Efficient model order reduction for dynamic systems with local nonlinearities

• A new condensation technique for structural systems with localized nonlinearity is proposed.
• The method reduces the problem size into generalized coordinates of localized nonlinearity.
• Both continuous and discrete systems, including those with internal resonance, are reduced by this method.
• The computational cost is reduced in contrast with harmonic balance method.
• The method has great potentials for identification and health monitoring of nonlinear structures with localized nonlinearity.

In the nonlinear structural analysis, the nonlinear effects are commonly localized and the rest of the structure behaves in a linear manner. Considering this fact, this research work proposes a harmonic balance solution in order to determine the nonlinear response of the structures. The solution is simplified by using an exact dynamic reduction along with the modal expansion technique.
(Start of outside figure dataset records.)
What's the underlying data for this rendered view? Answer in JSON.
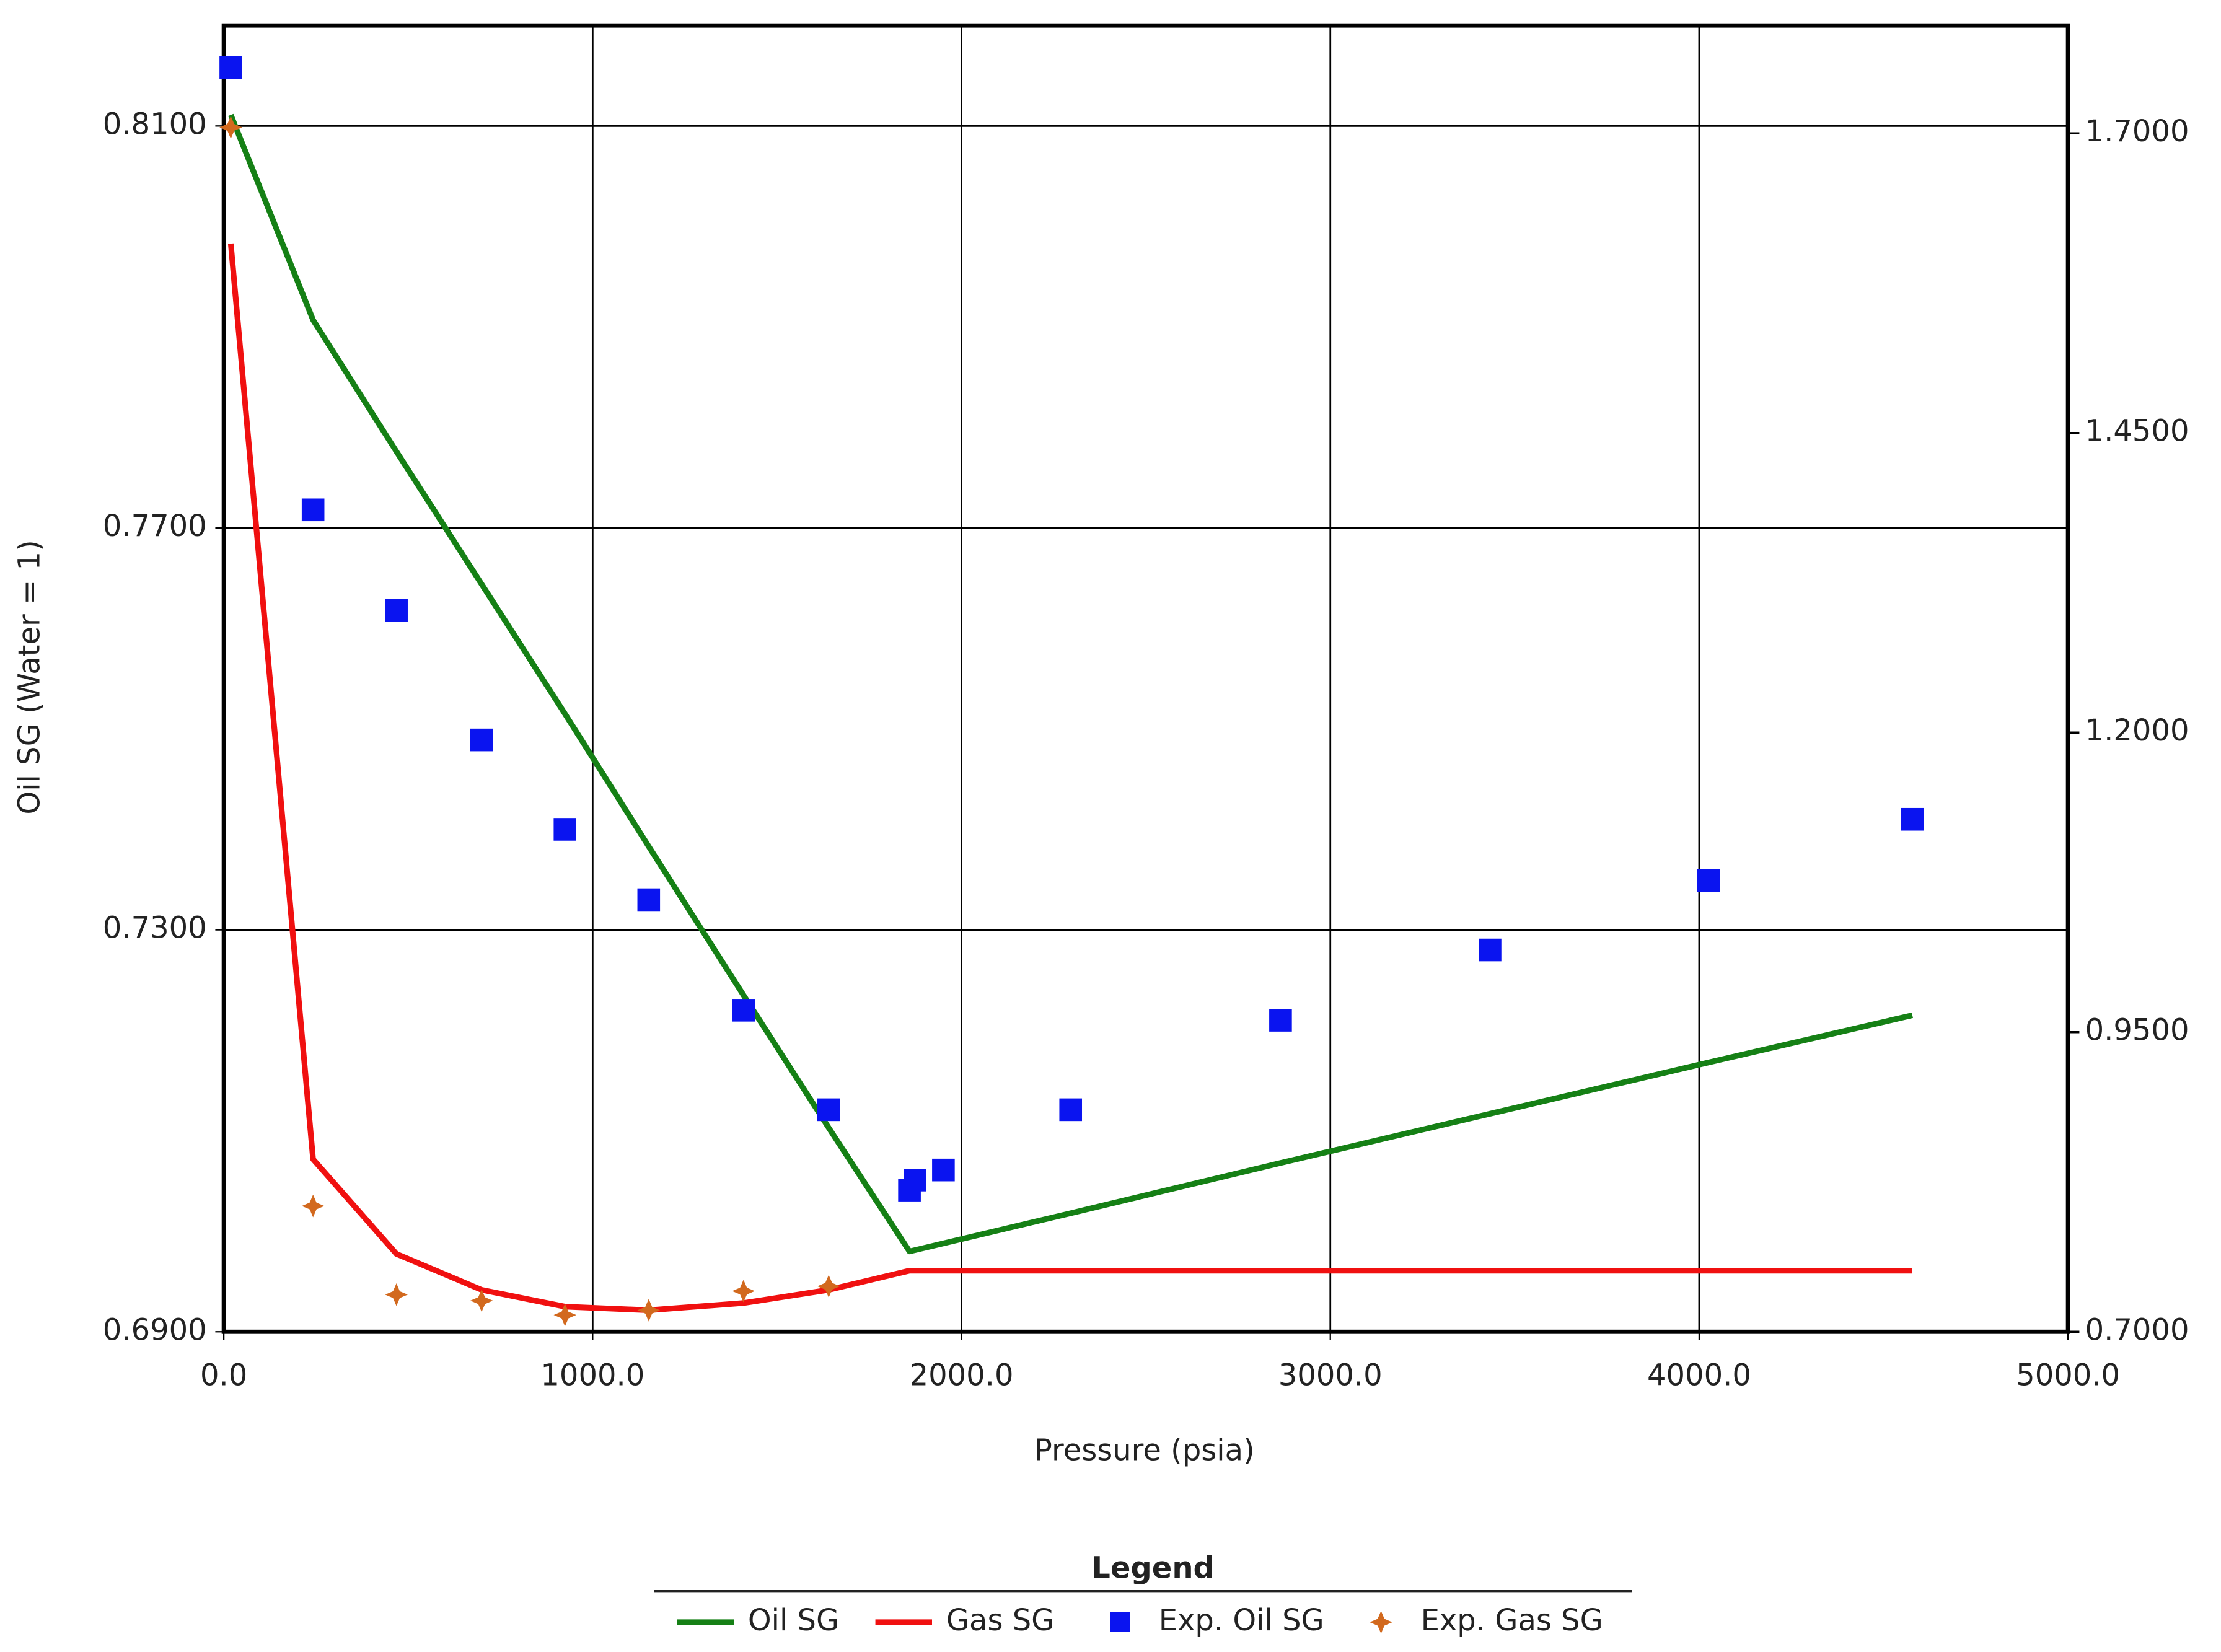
{
  "chart_data": {
    "type": "line",
    "x_label": "Pressure (psia)",
    "y_label": "Oil SG (Water = 1)",
    "legend_title": "Legend",
    "legend": "bottom",
    "grid": true,
    "xlim": [
      0,
      5000
    ],
    "xticks": [
      {
        "value": 0,
        "label": "0.0"
      },
      {
        "value": 1000,
        "label": "1000.0"
      },
      {
        "value": 2000,
        "label": "2000.0"
      },
      {
        "value": 3000,
        "label": "3000.0"
      },
      {
        "value": 4000,
        "label": "4000.0"
      },
      {
        "value": 5000,
        "label": "5000.0"
      }
    ],
    "ylim": [
      0.69,
      0.82
    ],
    "yticks": [
      {
        "value": 0.69,
        "label": "0.6900"
      },
      {
        "value": 0.73,
        "label": "0.7300"
      },
      {
        "value": 0.77,
        "label": "0.7700"
      },
      {
        "value": 0.81,
        "label": "0.8100"
      }
    ],
    "y2lim": [
      0.7,
      1.79
    ],
    "y2ticks": [
      {
        "value": 0.7,
        "label": "0.7000"
      },
      {
        "value": 0.95,
        "label": "0.9500"
      },
      {
        "value": 1.2,
        "label": "1.2000"
      },
      {
        "value": 1.45,
        "label": "1.4500"
      },
      {
        "value": 1.7,
        "label": "1.7000"
      }
    ],
    "series": [
      {
        "name": "Oil SG",
        "color": "#158015",
        "style": "line",
        "x": [
          19,
          242,
          468,
          699,
          925,
          1152,
          1409,
          1640,
          1859,
          2296,
          2865,
          3433,
          4025,
          4578
        ],
        "values": [
          0.8111,
          0.7907,
          0.7776,
          0.7644,
          0.7515,
          0.7383,
          0.7235,
          0.7103,
          0.698,
          0.7018,
          0.7068,
          0.7117,
          0.7168,
          0.7215
        ]
      },
      {
        "name": "Gas SG",
        "color": "#f01010",
        "style": "line",
        "axis": "y2",
        "x": [
          19,
          242,
          468,
          699,
          925,
          1152,
          1409,
          1640,
          1859,
          2296,
          2865,
          3433,
          4025,
          4578
        ],
        "values": [
          1.608,
          0.844,
          0.765,
          0.735,
          0.721,
          0.718,
          0.724,
          0.735,
          0.751,
          0.751,
          0.751,
          0.751,
          0.751,
          0.751
        ]
      },
      {
        "name": "Exp. Oil SG",
        "color": "#0a14f0",
        "style": "square",
        "x": [
          19,
          242,
          468,
          699,
          925,
          1152,
          1409,
          1640,
          1859,
          1874,
          1951,
          2296,
          2865,
          3433,
          4025,
          4578
        ],
        "values": [
          0.8158,
          0.7718,
          0.7618,
          0.7489,
          0.74,
          0.733,
          0.722,
          0.7121,
          0.7041,
          0.7051,
          0.7061,
          0.7121,
          0.721,
          0.728,
          0.7349,
          0.741
        ]
      },
      {
        "name": "Exp. Gas SG",
        "color": "#d2691e",
        "style": "star",
        "axis": "y2",
        "x": [
          19,
          242,
          468,
          699,
          925,
          1152,
          1409,
          1640
        ],
        "values": [
          1.705,
          0.805,
          0.731,
          0.726,
          0.714,
          0.718,
          0.734,
          0.738
        ]
      }
    ]
  }
}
This novel approach, which is applicable to both discrete and continuous systems, converts the system equations of motion in each harmonic to a small set of nonlinear algebraic equations. The full set of system equations is reduced to a discrete system with a few generalized degrees of freedom (DOFs) confined to the localized nonlinear regions. The resultant reduced order model is shown to be accurate enough for determining the periodic response. To demonstrate the capability of the proposed method, numerical case studies for continuous and discrete systems, including systems with internal resonance, have been studied and the outcomes are validated with benchmark studies. In addition, the method is applied in the identification process of an experimental test setup with unknown frictional support parameters, and the results are presented and discussed.